Between 28 May and 7 June 2017, REACH, in collaboration with SIRF, assessed the humanitarian situation in 42 communities in Syria currently facing movement and access restrictions, 18 of which are classified as besieged by the UN, and 24 as hard-to-reach.1 The data gathered refers to the humanitarian situation in May. All profiled communities were located in Damascus, Deir ez Zor, Homs and Rural Damascus governorates, and information was collected through a total of 163 community representatives (CRs). In May, coverage of the besieged neighbourhoods of Joura and Qosour in Deir ez Zor city resumed, after access issues had prevented data collection in April. There were no further changes in coverage compared to April.

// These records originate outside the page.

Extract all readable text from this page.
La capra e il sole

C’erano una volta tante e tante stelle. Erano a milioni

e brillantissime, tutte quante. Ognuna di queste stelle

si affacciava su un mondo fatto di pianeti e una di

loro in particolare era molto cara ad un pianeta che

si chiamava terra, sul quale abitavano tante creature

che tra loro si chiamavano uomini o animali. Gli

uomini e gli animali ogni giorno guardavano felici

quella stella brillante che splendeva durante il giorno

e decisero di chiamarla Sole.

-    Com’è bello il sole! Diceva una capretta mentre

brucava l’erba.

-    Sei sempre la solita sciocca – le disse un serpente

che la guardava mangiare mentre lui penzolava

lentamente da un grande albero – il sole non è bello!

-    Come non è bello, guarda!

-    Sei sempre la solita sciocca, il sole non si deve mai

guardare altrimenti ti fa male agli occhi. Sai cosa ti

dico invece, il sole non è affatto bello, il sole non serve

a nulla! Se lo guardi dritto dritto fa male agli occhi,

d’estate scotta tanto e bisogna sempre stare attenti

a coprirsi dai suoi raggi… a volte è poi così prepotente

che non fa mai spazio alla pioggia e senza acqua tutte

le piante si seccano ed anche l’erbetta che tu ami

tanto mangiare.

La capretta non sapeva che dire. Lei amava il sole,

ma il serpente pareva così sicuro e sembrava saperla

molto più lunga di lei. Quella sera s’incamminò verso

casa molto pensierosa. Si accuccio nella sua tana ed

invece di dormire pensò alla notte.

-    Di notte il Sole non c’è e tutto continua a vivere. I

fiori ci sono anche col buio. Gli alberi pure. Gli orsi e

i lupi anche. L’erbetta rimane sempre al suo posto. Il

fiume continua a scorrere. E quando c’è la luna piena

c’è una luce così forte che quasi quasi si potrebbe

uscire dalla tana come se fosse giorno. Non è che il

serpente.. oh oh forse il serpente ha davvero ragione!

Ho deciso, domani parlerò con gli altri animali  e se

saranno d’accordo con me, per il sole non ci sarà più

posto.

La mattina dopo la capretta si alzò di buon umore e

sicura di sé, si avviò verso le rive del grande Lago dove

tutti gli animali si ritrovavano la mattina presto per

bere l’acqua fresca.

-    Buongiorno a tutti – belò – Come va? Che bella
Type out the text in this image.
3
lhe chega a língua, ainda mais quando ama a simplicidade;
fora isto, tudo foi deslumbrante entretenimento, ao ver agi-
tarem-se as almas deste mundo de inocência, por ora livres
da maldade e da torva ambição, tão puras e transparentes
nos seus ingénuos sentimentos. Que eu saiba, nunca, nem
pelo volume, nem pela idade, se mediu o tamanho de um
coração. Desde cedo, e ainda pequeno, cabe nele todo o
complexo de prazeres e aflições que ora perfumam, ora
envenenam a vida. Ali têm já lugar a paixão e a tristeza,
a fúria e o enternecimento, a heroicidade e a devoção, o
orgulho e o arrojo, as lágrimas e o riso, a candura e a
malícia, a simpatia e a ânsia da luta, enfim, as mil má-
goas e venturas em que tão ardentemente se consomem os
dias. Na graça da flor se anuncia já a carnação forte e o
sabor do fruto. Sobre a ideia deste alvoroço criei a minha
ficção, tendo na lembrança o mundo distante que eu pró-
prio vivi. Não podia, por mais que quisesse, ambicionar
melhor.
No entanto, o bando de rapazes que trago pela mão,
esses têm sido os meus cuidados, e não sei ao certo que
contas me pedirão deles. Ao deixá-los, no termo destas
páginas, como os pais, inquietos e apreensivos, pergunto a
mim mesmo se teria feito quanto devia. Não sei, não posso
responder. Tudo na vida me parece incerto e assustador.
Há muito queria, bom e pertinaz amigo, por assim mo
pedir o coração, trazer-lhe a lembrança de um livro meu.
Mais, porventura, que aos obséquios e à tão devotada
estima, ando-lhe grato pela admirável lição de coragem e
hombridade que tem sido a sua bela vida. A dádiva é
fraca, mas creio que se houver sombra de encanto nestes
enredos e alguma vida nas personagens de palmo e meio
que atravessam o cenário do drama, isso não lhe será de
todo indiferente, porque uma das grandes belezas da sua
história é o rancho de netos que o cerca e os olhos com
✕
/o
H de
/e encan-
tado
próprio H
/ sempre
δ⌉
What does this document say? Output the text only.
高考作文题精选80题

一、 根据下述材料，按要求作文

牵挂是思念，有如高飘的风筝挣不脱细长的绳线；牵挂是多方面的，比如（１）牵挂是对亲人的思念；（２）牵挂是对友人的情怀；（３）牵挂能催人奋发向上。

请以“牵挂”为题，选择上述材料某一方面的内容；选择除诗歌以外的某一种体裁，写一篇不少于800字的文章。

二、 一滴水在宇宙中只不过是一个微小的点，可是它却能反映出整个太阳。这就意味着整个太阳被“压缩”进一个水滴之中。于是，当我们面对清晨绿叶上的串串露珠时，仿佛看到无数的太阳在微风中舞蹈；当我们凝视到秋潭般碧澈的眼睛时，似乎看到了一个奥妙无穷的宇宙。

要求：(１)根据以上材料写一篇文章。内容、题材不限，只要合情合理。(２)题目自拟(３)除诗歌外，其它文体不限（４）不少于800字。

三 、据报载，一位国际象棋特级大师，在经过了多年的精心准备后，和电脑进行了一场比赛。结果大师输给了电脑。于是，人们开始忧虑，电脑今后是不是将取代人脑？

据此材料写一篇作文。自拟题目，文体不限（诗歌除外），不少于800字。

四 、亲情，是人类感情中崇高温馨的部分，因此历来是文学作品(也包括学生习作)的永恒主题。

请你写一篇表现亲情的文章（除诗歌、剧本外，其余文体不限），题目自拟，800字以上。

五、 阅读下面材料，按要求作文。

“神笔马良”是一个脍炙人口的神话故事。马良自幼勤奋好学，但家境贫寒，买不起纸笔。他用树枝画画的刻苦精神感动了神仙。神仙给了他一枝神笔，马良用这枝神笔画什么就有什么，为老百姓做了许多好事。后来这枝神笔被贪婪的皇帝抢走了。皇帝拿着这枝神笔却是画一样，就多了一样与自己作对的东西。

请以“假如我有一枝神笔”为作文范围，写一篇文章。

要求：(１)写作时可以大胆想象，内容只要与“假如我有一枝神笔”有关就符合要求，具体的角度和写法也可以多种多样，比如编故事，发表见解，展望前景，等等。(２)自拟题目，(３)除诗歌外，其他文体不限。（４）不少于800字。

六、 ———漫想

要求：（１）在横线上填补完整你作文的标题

Ceasefires reached in early May in Burza and Jober, whilst leading to a de-escalation of conflict, resulted in mixed outcomes, as access restrictions played a key role in humanitarian impact. In Jober, civilian mobility increased, and consequently an improvement in access to food, NFIs, fuel and medical services was reported. Conversely, in Burza, extreme access restrictions remained in place, negatively affecting food security and health services.
Following a shift in control, the majority of residents in Qaboun (3,000-3,500 people) left the community in May; for those remaining, the humanitarian situation remained critical with no other movement permitted, and no access to markets or health services. In May, water infrastructure was destroyed, the last medical facility closed, remaining medical personnel left the community, and medical items were seized.
Following the implementation of the Four Towns Agreement3 in Madaya, restrictions on movement and access to the community were partially lifted for the first time since assessments began in June 2016. This resulted in an overall improvement to the humanitarian situation in the community, as all types of goods were able to enter via commercial vehicles and civilians, health facilities reopened, and access to the water and electricity networks was partially restored.
Conflict escalated across all communities assessed in Deir ez Zor governorate (Abu Kamal, Joura, Qosour, Sosa), with several casualties reported. In Abu Kamal and Sosa, ongoing hostilities prompted local authorities to open formal access points, increasing overall civilian movement; however, populations were only allowed to move to other areas under the control of the so-called Islamic State of Iraq and Levant.
The humanitarian situation continued to improve in Al Waer and the Wadi Burda communities, which had implemented local agreements in March and January 2017, respectively. A final round of evacuations from Al Waer occurred in May, with an estimated 4,000-6,000 residents remaining in the community by the end of the month, in accordance with the local agreement. Access to various goods and services increased in May. In Wadi Burda, a humanitarian aid distribution containing food, NFIs and medical items reached all assessed communities. It was the second aid delivery since assessments of the area began in August 2016.
Of the 42 communities assessed:
Humanitarian aid reached Burza, Deir ez Zor city (Joura, Qosour), the Eastern Ghouta region, Hama and Qudsiya, Qaboun and Wadi Burda in May (a total of 23 communities); no aid was delivered to the remaining 19 assessed locations.
Four communities reported no civilian movement (Burza, Joura, Qaboun, Qosour), while in 12 communities only 1-10% of populations could leave or enter the relevant areas. Across all assessed locations, eight communities reported unrestricted civilian movement (subject to documentation requirements).
Based on data regarding the humanitarian situation in April, populations indicated critical levels of vulnerability in the communities of Burza, Joura and Qosour, and Qaboun. Conversely, the communities of Al Waer, Madaya and the Wadi Burda area experienced relative improvements, although ongoing monitoring will be required to assess further developments in these locations.